Видение Кунц Дин
— А швы наложили?
— Рана не очень большая.
— Ему надо было обратиться к доктору, — вмешалась в разговор Мэри. — Но он не позволил мне даже взглянуть на нее. Было так много крови — вся его рубашка была забрызгана кровью.
— А я было подумал, что ты опять ввязался в какую-нибудь драку, — заметил Лоу.
— Я больше не хожу по барам, — ответил Макс. — И не ввязываюсь ни в какие драки.
Лоу, подняв одну бровь, бросил взгляд на Мэри.
— Это правда, — подтвердила она.
— Ты работал у меня два года, — сказал Лоу. — Тогда ты не мог выдержать больше месяца, или в крайнем случае полутора месяцев, чтобы не влезть в какую-нибудь потасовку. Ты шлялся по самым грязным барам на побережье, по всем местам, где у тебя было сто шансов из ста вляпаться в какую-нибудь историю.
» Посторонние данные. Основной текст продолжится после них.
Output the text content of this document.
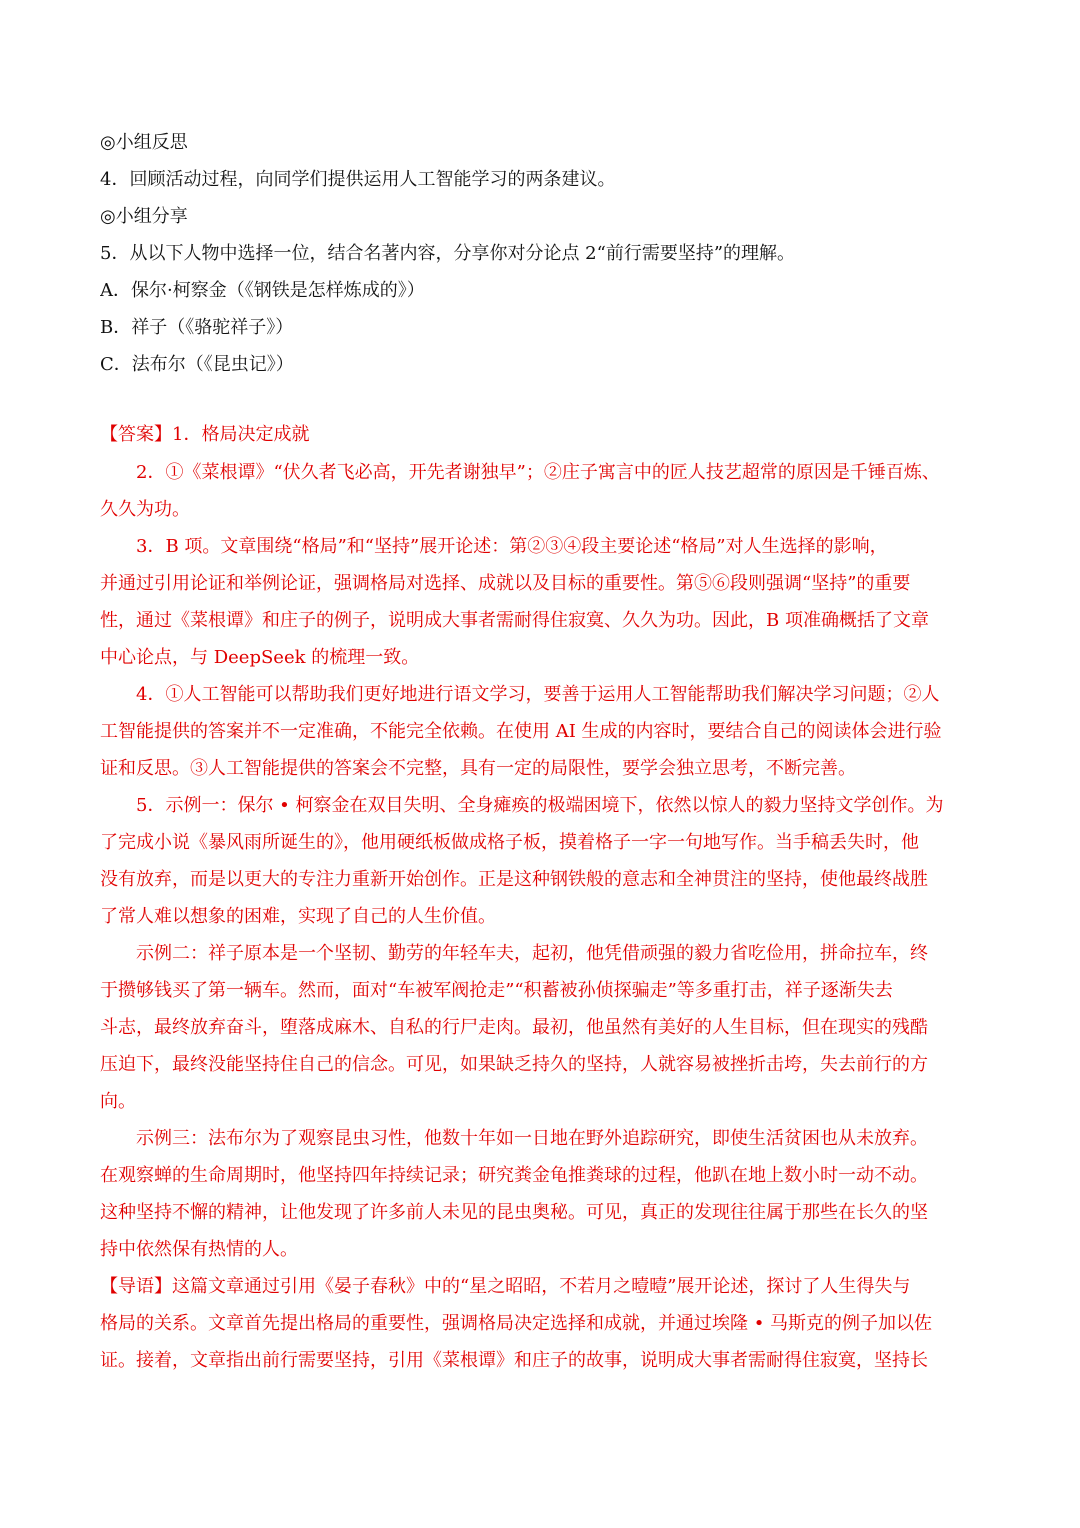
◎小组反思
4．回顾活动过程，向同学们提供运用人工智能学习的两条建议。
◎小组分享
5．从以下人物中选择一位，结合名著内容，分享你对分论点 2“前行需要坚持”的理解。
A．保尔·柯察金（《钢铁是怎样炼成的》）
B．祥子（《骆驼祥子》）
C．法布尔（《昆虫记》）
【答案】1．格局决定成就
2．①《菜根谭》“伏久者飞必高，开先者谢独早”；②庄子寓言中的匠人技艺超常的原因是千锤百炼、
久久为功。
3．B 项。文章围绕“格局”和“坚持”展开论述：第②③④段主要论述“格局”对人生选择的影响，
并通过引用论证和举例论证，强调格局对选择、成就以及目标的重要性。第⑤⑥段则强调“坚持”的重要
性，通过《菜根谭》和庄子的例子，说明成大事者需耐得住寂寞、久久为功。因此，B 项准确概括了文章
中心论点，与 DeepSeek 的梳理一致。
4．①人工智能可以帮助我们更好地进行语文学习，要善于运用人工智能帮助我们解决学习问题；②人
工智能提供的答案并不一定准确，不能完全依赖。在使用 AI 生成的内容时，要结合自己的阅读体会进行验
证和反思。③人工智能提供的答案会不完整，具有一定的局限性，要学会独立思考，不断完善。
5．示例一：保尔 • 柯察金在双目失明、全身瘫痪的极端困境下，依然以惊人的毅力坚持文学创作。为
了完成小说《暴风雨所诞生的》，他用硬纸板做成格子板，摸着格子一字一句地写作。当手稿丢失时，他
没有放弃，而是以更大的专注力重新开始创作。正是这种钢铁般的意志和全神贯注的坚持，使他最终战胜
了常人难以想象的困难，实现了自己的人生价值。
示例二：祥子原本是一个坚韧、勤劳的年轻车夫，起初，他凭借顽强的毅力省吃俭用，拼命拉车，终
于攒够钱买了第一辆车。然而，面对“车被军阀抢走”“积蓄被孙侦探骗走”等多重打击，祥子逐渐失去
斗志，最终放弃奋斗，堕落成麻木、自私的行尸走肉。最初，他虽然有美好的人生目标，但在现实的残酷
压迫下，最终没能坚持住自己的信念。可见，如果缺乏持久的坚持，人就容易被挫折击垮，失去前行的方
向。
示例三：法布尔为了观察昆虫习性，他数十年如一日地在野外追踪研究，即使生活贫困也从未放弃。
在观察蝉的生命周期时，他坚持四年持续记录；研究粪金龟推粪球的过程，他趴在地上数小时一动不动。
这种坚持不懈的精神，让他发现了许多前人未见的昆虫奥秘。可见，真正的发现往往属于那些在长久的坚
持中依然保有热情的人。
【导语】这篇文章通过引用《晏子春秋》中的“星之昭昭，不若月之曀曀”展开论述，探讨了人生得失与
格局的关系。文章首先提出格局的重要性，强调格局决定选择和成就，并通过埃隆 • 马斯克的例子加以佐
证。接着，文章指出前行需要坚持，引用《菜根谭》和庄子的故事，说明成大事者需耐得住寂寞，坚持长
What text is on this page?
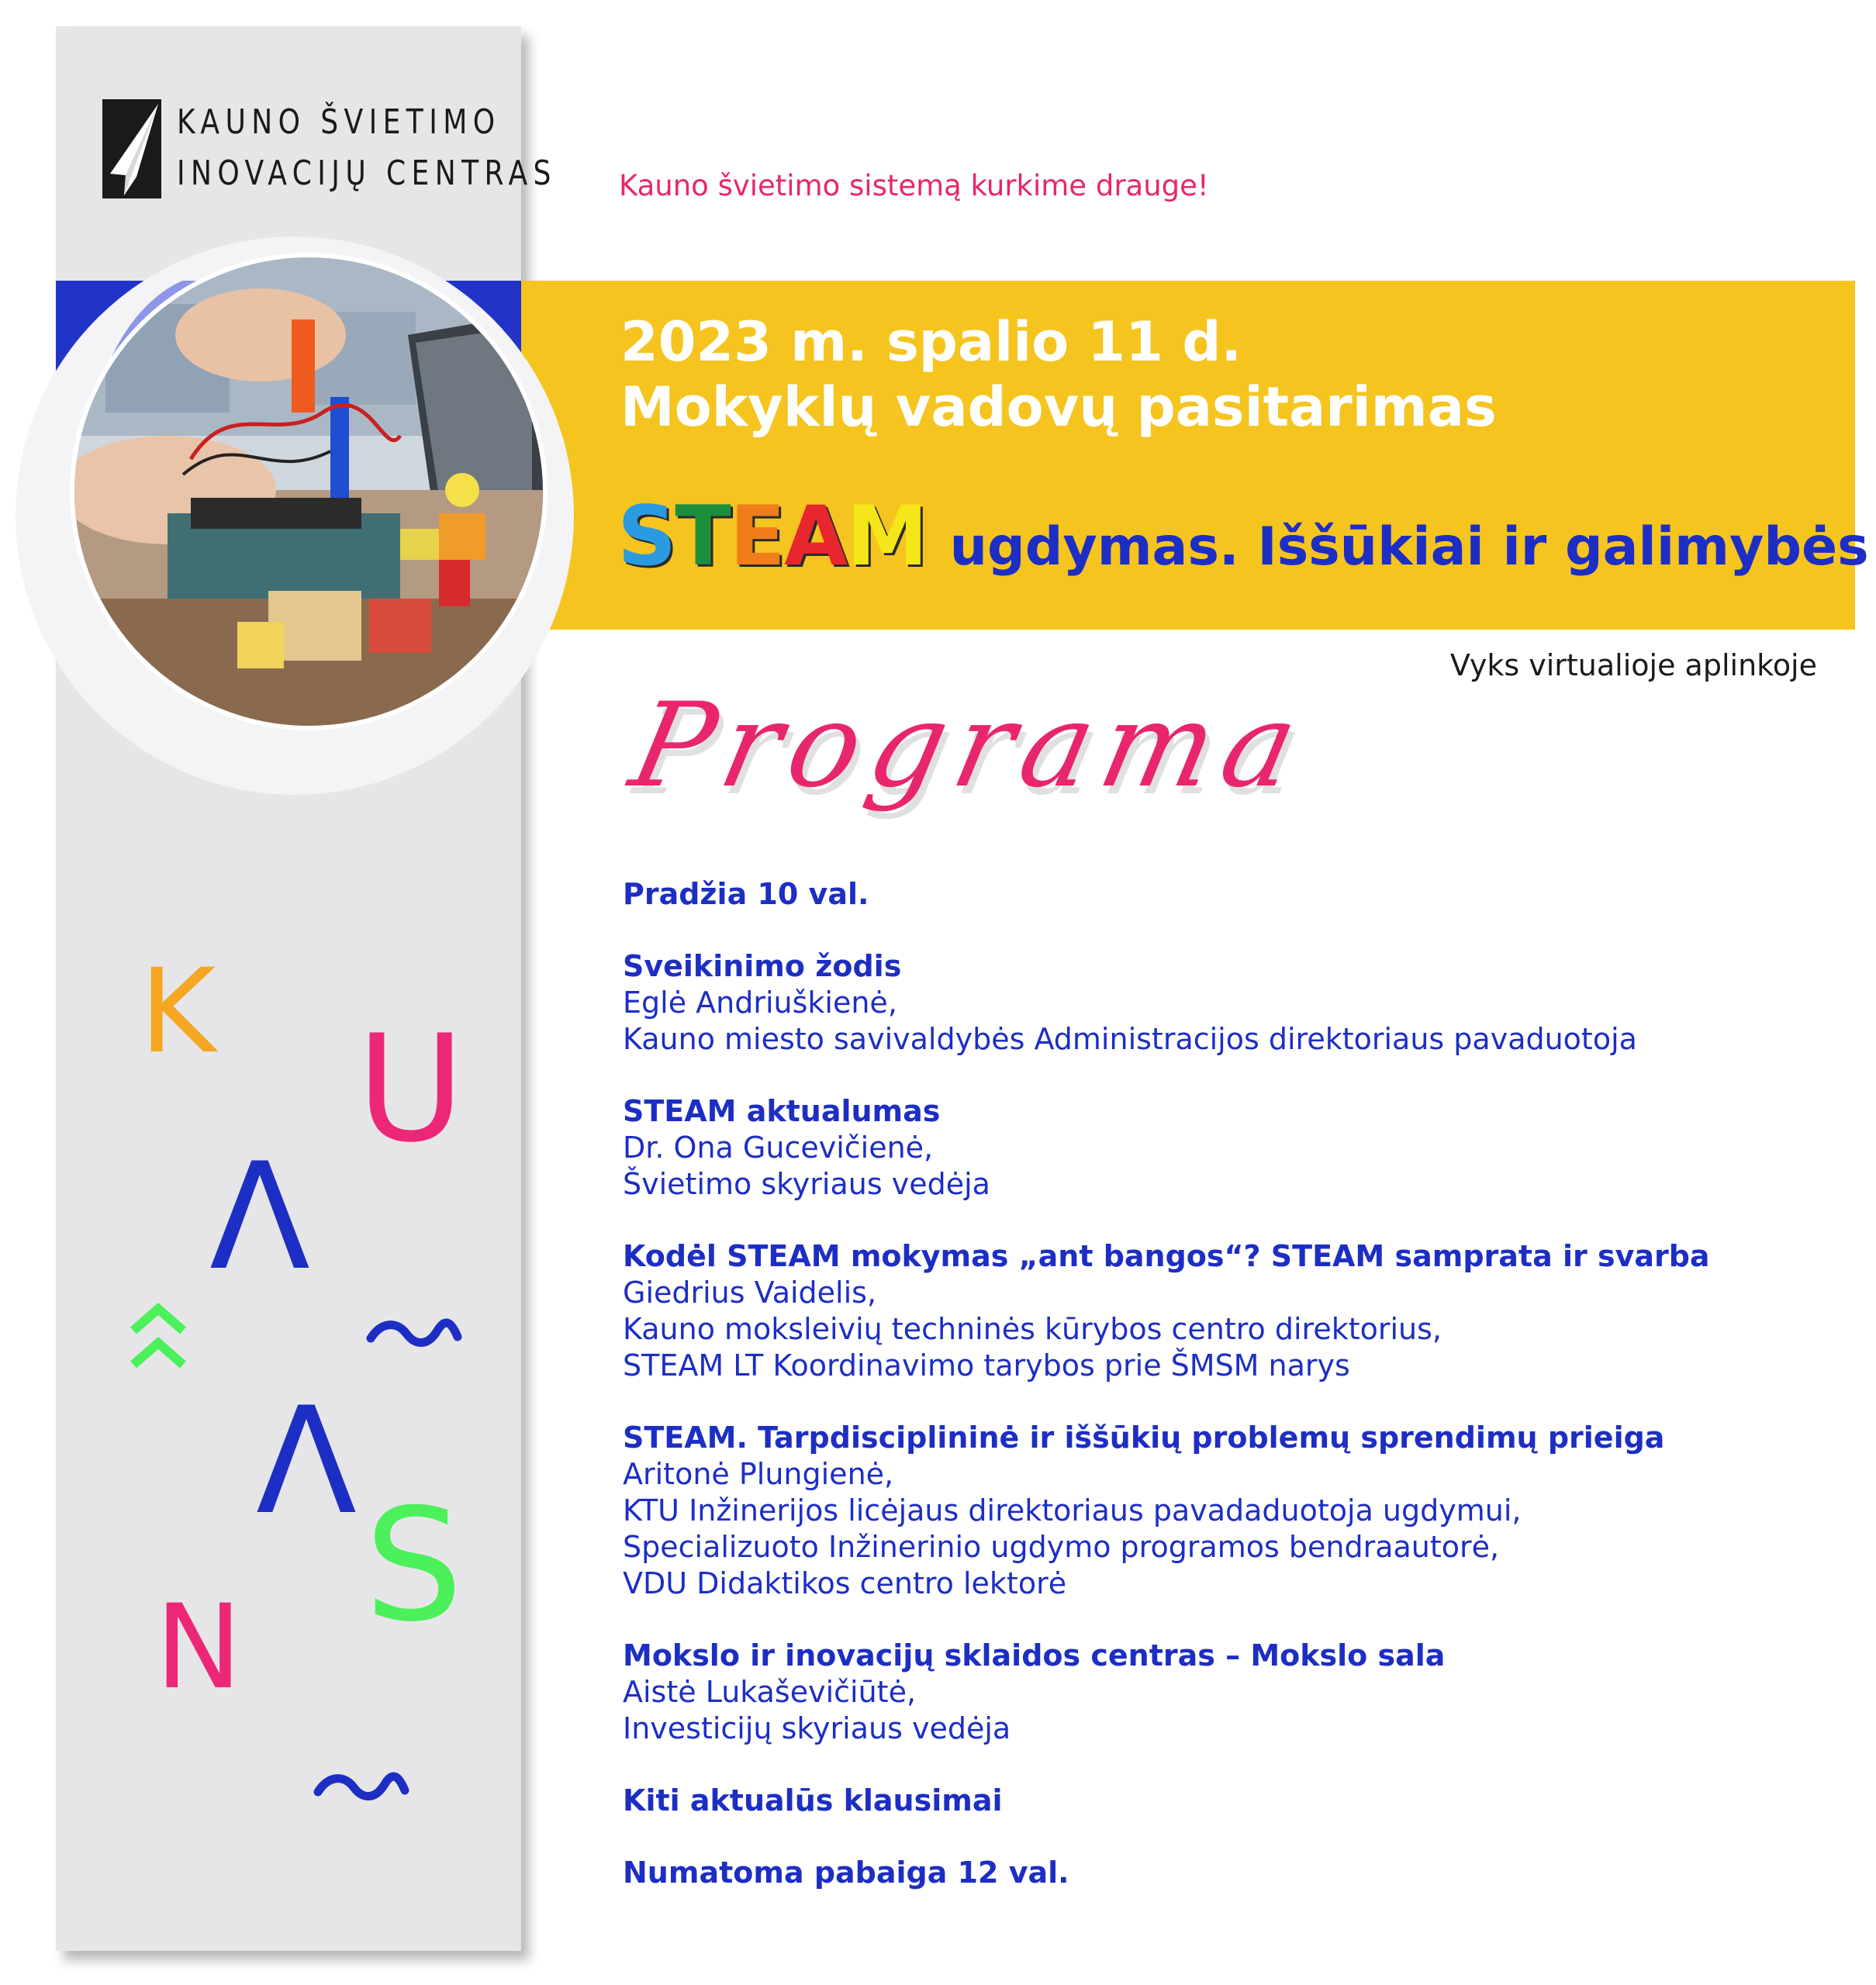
KAUNO ŠVIETIMO
INOVACIJŲ CENTRAS Kauno švietimo sistemą kurkime drauge!
2023 m. spalio 11 d.
Mokyklų vadovų pasitarimas
STEAM ugdymas. Iššūkiai ir galimybės
Vyks virtualioje aplinkoje
Programa
Pradžia 10 val.
Sveikinimo žodis
Eglė Andriuškienė,
Kauno miesto savivaldybės Administracijos direktoriaus pavaduotoja
STEAM aktualumas
Dr. Ona Gucevičienė,
Švietimo skyriaus vedėja
Kodėl STEAM mokymas „ant bangos“? STEAM samprata ir svarba
Giedrius Vaidelis,
Kauno moksleivių techninės kūrybos centro direktorius,
STEAM LT Koordinavimo tarybos prie ŠMSM narys
STEAM. Tarpdisciplininė ir iššūkių problemų sprendimų prieiga
Aritonė Plungienė,
KTU Inžinerijos licėjaus direktoriaus pavadaduotoja ugdymui,
Specializuoto Inžinerinio ugdymo programos bendraautorė,
VDU Didaktikos centro lektorė
Mokslo ir inovacijų sklaidos centras – Mokslo sala
Aistė Lukaševičiūtė,
Investicijų skyriaus vedėja
Kiti aktualūs klausimai
Numatoma pabaiga 12 val.
K
Λ
U
Λ
N S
Иногда мне казалось, что становился более пьяным от драки, чем от виски.
— Может, так оно и было, — признал Макс. — У меня были проблемы. Единственное, что мне было нужно, — это чтобы во мне кто-то очень нуждался. Теперь у меня есть Мэри — и я больше не хочу драться.
Хотя он и обещал не касаться в разговоре вопроса об ясновидении, Лоу не мог не заговорить об этом за ужином.
— Ты думаешь, убийца знает, что ты находишься в городе?
— Не знаю, — ответила Мэри.
— Если в него вселился полтергейст и если полтергейст управлял теми чайками, то он, без сомнения, знает.
— Думаю, что да.
— А не учинит ли он это, когда ты уже уедешь из города?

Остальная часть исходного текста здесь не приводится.